Housing News Roundup: August 24, 2017
Is Affordable Housing Worth the Price of a Brutal Commute?
Sheila James’s weekdays begin at 2:15 a.m. She leaves her home at 4:00 a.m. to begin her grueling 80-mile, three-hour commute, which involves taking two trains and a bus, from her home in Stockton, California, to San Francisco. The 62-year-old, who makes $81,000 a year as a public health adviser, lived in Alameda before a developer bought her building and she was evicted. She moved to the more affordable Stockton (where the median home price is $300,000 compared with San Francisco’s $1 million average), which has one of the nation’s highest concentrations of “extreme commuters,” or people who commute more than 90 minutes to work. Growing numbers are trading more affordable housing for brutal commutes, a by-product of the region’s tech boom and housing crisis.
Source: New York Times
What Happens to Renters Who Don’t Qualify for Housing Help but Can’t Afford Homes?

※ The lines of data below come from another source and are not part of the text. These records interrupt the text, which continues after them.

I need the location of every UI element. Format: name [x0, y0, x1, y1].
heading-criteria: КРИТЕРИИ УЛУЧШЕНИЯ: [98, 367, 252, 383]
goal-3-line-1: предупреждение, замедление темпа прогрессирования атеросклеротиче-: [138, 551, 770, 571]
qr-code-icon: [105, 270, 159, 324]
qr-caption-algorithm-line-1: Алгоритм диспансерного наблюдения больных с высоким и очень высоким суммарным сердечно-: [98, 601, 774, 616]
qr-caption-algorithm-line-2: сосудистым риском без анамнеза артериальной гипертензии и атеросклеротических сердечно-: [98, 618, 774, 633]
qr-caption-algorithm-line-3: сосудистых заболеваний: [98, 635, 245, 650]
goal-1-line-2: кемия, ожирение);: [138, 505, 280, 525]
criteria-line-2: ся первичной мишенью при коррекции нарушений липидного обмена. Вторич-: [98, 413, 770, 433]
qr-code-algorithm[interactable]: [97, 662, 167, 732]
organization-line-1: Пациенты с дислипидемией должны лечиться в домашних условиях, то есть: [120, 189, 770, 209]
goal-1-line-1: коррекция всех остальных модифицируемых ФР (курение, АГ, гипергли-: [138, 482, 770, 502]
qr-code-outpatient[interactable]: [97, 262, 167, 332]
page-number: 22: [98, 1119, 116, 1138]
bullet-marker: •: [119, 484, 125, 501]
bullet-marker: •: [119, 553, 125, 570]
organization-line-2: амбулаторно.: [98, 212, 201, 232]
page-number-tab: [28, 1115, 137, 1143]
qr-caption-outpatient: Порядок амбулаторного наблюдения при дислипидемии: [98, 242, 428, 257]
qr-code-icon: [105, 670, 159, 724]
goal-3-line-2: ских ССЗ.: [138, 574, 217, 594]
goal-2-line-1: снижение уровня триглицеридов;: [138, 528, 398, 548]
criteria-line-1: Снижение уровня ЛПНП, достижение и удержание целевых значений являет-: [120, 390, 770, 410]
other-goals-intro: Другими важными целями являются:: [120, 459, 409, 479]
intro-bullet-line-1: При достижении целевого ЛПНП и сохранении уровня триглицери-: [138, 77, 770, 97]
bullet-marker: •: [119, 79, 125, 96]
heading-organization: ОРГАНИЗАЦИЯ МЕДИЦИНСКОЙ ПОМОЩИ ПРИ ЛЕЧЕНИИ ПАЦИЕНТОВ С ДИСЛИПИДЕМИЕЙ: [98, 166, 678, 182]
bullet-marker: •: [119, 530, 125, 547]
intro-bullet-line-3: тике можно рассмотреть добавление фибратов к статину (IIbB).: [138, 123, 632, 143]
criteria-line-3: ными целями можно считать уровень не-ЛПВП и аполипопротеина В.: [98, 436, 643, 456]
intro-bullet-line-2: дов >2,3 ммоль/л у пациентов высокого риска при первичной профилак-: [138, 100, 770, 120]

Kevin Scarborough was unemployed, had three children—one with a failed kidney on the list for a transplant—and lived in the UMOM New Day Center homeless shelter in East Phoenix, Arizona, when his wife found a steady job at U-Haul. The family had been on the waiting list for a Section 8 voucher and constantly on the hunt for affordable apartments. They found an apartment in Parsons Village, a complex that included housing for families with vouchers, public housing, and units for anyone who could afford them—but they couldn’t move in. Scarborough’s wife’s income, in addition to the Social Security they were living on, pushed the family income $200 over the limit to qualify for housing assistance.
Source: AZ Central
Is Massachusetts on the Brink of a Housing Crisis?
This week, Governor Charlie Baker of Massachusetts announced $72 million in housing subsidy funds and additional state and federal tax credits for 25 projects in the state. With the state economy booming, housing costs, especially in the Boston area, are increasing so much that Massachusetts could be on the verge of a housing crisis. As of the end of June, home values in the state had gone up 7.2 percent in the past year, and the average monthly rent is $2,600. Leaders and the state legislature are looking for ways to create affordable housing units and preserve existing ones. Possible solutions include expanding or tightening the definition of affordable housing and giving tenants of certain residential buildings the right of refusal to buy their building at fair market value.
Source: Boston Globe
How Did California’s Housing Crisis Happen?
To meet current housing demands, California needs to double the amount of housing it currently has and triple it in the Bay Area. California’s widespread affordable housing shortage is forcing many to move inland or leave the state, and cities with dramatic spikes in rent are experiencing subsequent rises in homelessness. “It would take several hundred billion dollars to address the overwhelming magnitude of the problem,” said Brian Uhler, a researcher for the nonpartisan state Legislative Analysts’ office. How did this happen? Experts say the crisis originated in the 1970s, when neighbors began opposing new housing in their neighborhoods. Since then, California communities have used their authority over land-use decisions to create significant barriers to new housing construction, the recession took a toll on funds allotted to housing agencies, state tax credits have shrunk, and the cost of building has shot up.
Source: Sacramento Bee
How Does Growing Up in a Violent Neighborhood Affect Someone’s Future?
A new study from the Journal of Urban Economics that is the first to track the connection between crime and children’s prospects for climbing out of poverty, finds that violent crime takes a large toll on economic mobility later in life. The researchers looked at places where teenagers ages 14 to 17 are exposed to violent crime and their economic position as adults. They found that the economic chances of low-income children (who grow up in the bottom fifth of the economic ladder) are most severely affected by crime. The association this study finds is particularly interesting, as crime is declining dramatically in major American cities. For example, in New York City, the annual homicide total has dropped from a high of 2,100 to 300. “In neighborhoods where crime has dropped like that, the life chances of kids who start in poverty have also been transformed,” said author of the study, Patrick Sharkey.